In vielen Familien wird nach der Diagnose eine Entscheidung getroffen, die gut gemeint ist: Ab jetzt reden alle nur noch Deutsch. Die Zweitsprache verschwindet, weil die Eltern ihr Kind sprachlich nicht überfordern wollen. Verständlich ist das, doch die Forschung deutet in eine andere Richtung.
Was hat eine Studie dazu herausgefunden?
Ein Forschungsteam aus Genf, Thessalien und Cambridge hat 103 autistische Kinder zwischen 6 und 15 Jahren untersucht, davon 43 zweisprachige. Alle bearbeiteten Aufgaben zur Theory of Mind, also zum Hineinversetzen in andere, und zu den Exekutivfunktionen, die Aufmerksamkeit und Handlungssteuerung umfassen. Die zweisprachigen Kinder schnitten durchgehend besser ab. Bei den Aufgaben zur Theory of Mind lagen sie bei 76 Prozent richtiger Antworten, die einsprachigen bei 57 Prozent. Bei den Exekutivfunktionen war ihr Ergebnis sogar doppelt so gut. Bemerkenswert ist ein Nebenbefund: Die zweisprachigen Kinder kamen im Schnitt aus wirtschaftlich schwächeren Verhältnissen, der Vorteil blieb trotzdem bestehen.
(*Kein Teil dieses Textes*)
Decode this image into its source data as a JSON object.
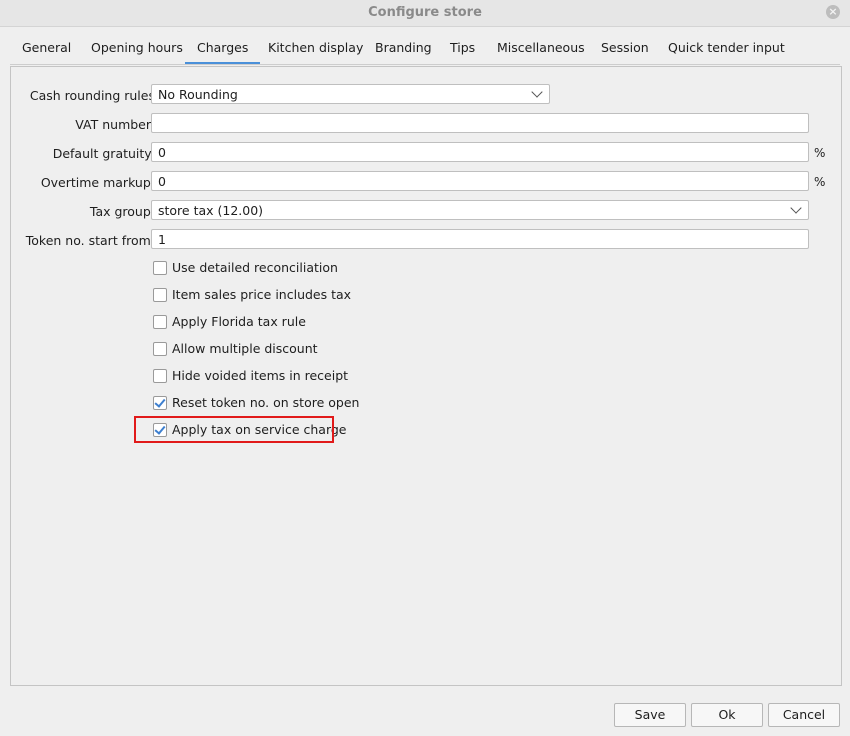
{
  "window": {
    "title": "Configure store"
  },
  "tabs": [
    {
      "label": "General"
    },
    {
      "label": "Opening hours"
    },
    {
      "label": "Charges"
    },
    {
      "label": "Kitchen display"
    },
    {
      "label": "Branding"
    },
    {
      "label": "Tips"
    },
    {
      "label": "Miscellaneous"
    },
    {
      "label": "Session"
    },
    {
      "label": "Quick tender input"
    }
  ],
  "active_tab": "Charges",
  "form": {
    "cash_rounding": {
      "label": "Cash rounding rules",
      "value": "No Rounding"
    },
    "vat_number": {
      "label": "VAT number:",
      "value": ""
    },
    "default_gratuity": {
      "label": "Default gratuity:",
      "value": "0",
      "unit": "%"
    },
    "overtime_markup": {
      "label": "Overtime markup:",
      "value": "0",
      "unit": "%"
    },
    "tax_group": {
      "label": "Tax group:",
      "value": "store tax (12.00)"
    },
    "token_start": {
      "label": "Token no. start from:",
      "value": "1"
    }
  },
  "checkboxes": [
    {
      "label": "Use detailed reconciliation",
      "checked": false
    },
    {
      "label": "Item sales price includes tax",
      "checked": false
    },
    {
      "label": "Apply Florida tax rule",
      "checked": false
    },
    {
      "label": "Allow multiple discount",
      "checked": false
    },
    {
      "label": "Hide voided items in receipt",
      "checked": false
    },
    {
      "label": "Reset token no. on store open",
      "checked": true
    },
    {
      "label": "Apply tax on service charge",
      "checked": true
    }
  ],
  "buttons": {
    "save": "Save",
    "ok": "Ok",
    "cancel": "Cancel"
  },
  "colors": {
    "highlight": "#e11a1a",
    "accent": "#4a90d9"
  }
}
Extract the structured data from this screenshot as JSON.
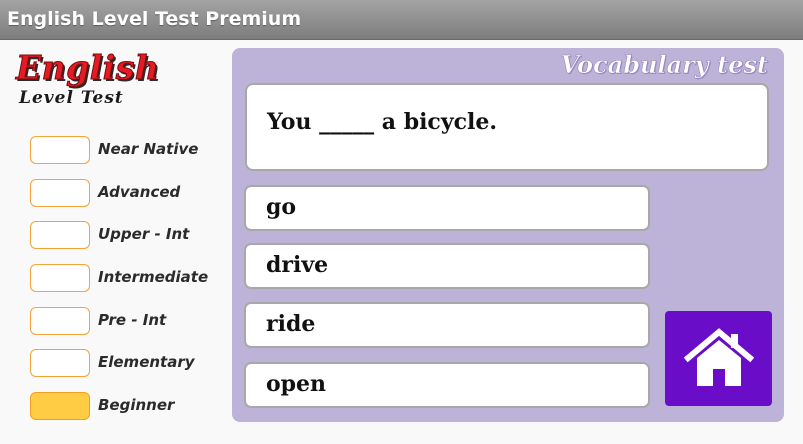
{
  "window": {
    "title": "English Level Test Premium"
  },
  "logo": {
    "title": "English",
    "subtitle": "Level Test"
  },
  "levels": [
    {
      "label": "Near Native",
      "active": false
    },
    {
      "label": "Advanced",
      "active": false
    },
    {
      "label": "Upper - Int",
      "active": false
    },
    {
      "label": "Intermediate",
      "active": false
    },
    {
      "label": "Pre - Int",
      "active": false
    },
    {
      "label": "Elementary",
      "active": false
    },
    {
      "label": "Beginner",
      "active": true
    }
  ],
  "test": {
    "title": "Vocabulary test",
    "question": "You _____ a bicycle.",
    "answers": [
      "go",
      "drive",
      "ride",
      "open"
    ]
  },
  "home_button": {
    "icon": "home-icon"
  },
  "colors": {
    "panel": "#bdb3d9",
    "home_button": "#6a0dc8",
    "logo_red": "#e41b22",
    "level_active": "#ffcc44",
    "level_border": "#f3a33a"
  }
}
Warum wirkt das ausgerechnet dort, wo es schwerfällt?
Weil zwei Sprachen im Alltag genau die Muskeln trainieren, die im Spektrum oft schwächer sind. Ein zweisprachiges Kind muss bei jeder Begegnung überlegen, welche Sprache das Gegenüber spricht. Damit beschäftigt es sich ständig mit dem Wissen einer anderen Person, und das ist der Kern der Theory of Mind. Im zweiten Schritt richtet es die Aufmerksamkeit auf eine Sprache und hält die andere zurück, was wiederum die Exekutivfunktionen fordert. Dieses Umschalten passiert viele Male am Tag.
Was bedeutet das für Familien?
Vor allem eine Entlastung. Wer zu Hause Türkisch, Polnisch oder Arabisch spricht, muss diese Sprache nach einer Autismus-Diagnose nicht aufgeben. Die Forschenden sprechen sogar von einer Art natürlicher Therapie, die im Alltag ohnehin stattfindet. Wichtig bleibt dabei, dass die Sprachen klar zugeordnet sind, etwa eine Sprache pro Elternteil oder eine für zu Hause und eine für draußen, weil das die Orientierung erleichtert. Und wenn Sie in der Kita oder Schule den Rat hören, doch besser bei einer Sprache zu bleiben, lohnt sich der Hinweis auf diese Studienlage. Die Muttersprache ist für viele Familien auch ein Stück Zugehörigkeit, und die muss niemand gegen die Entwicklung des Kindes eintauschen.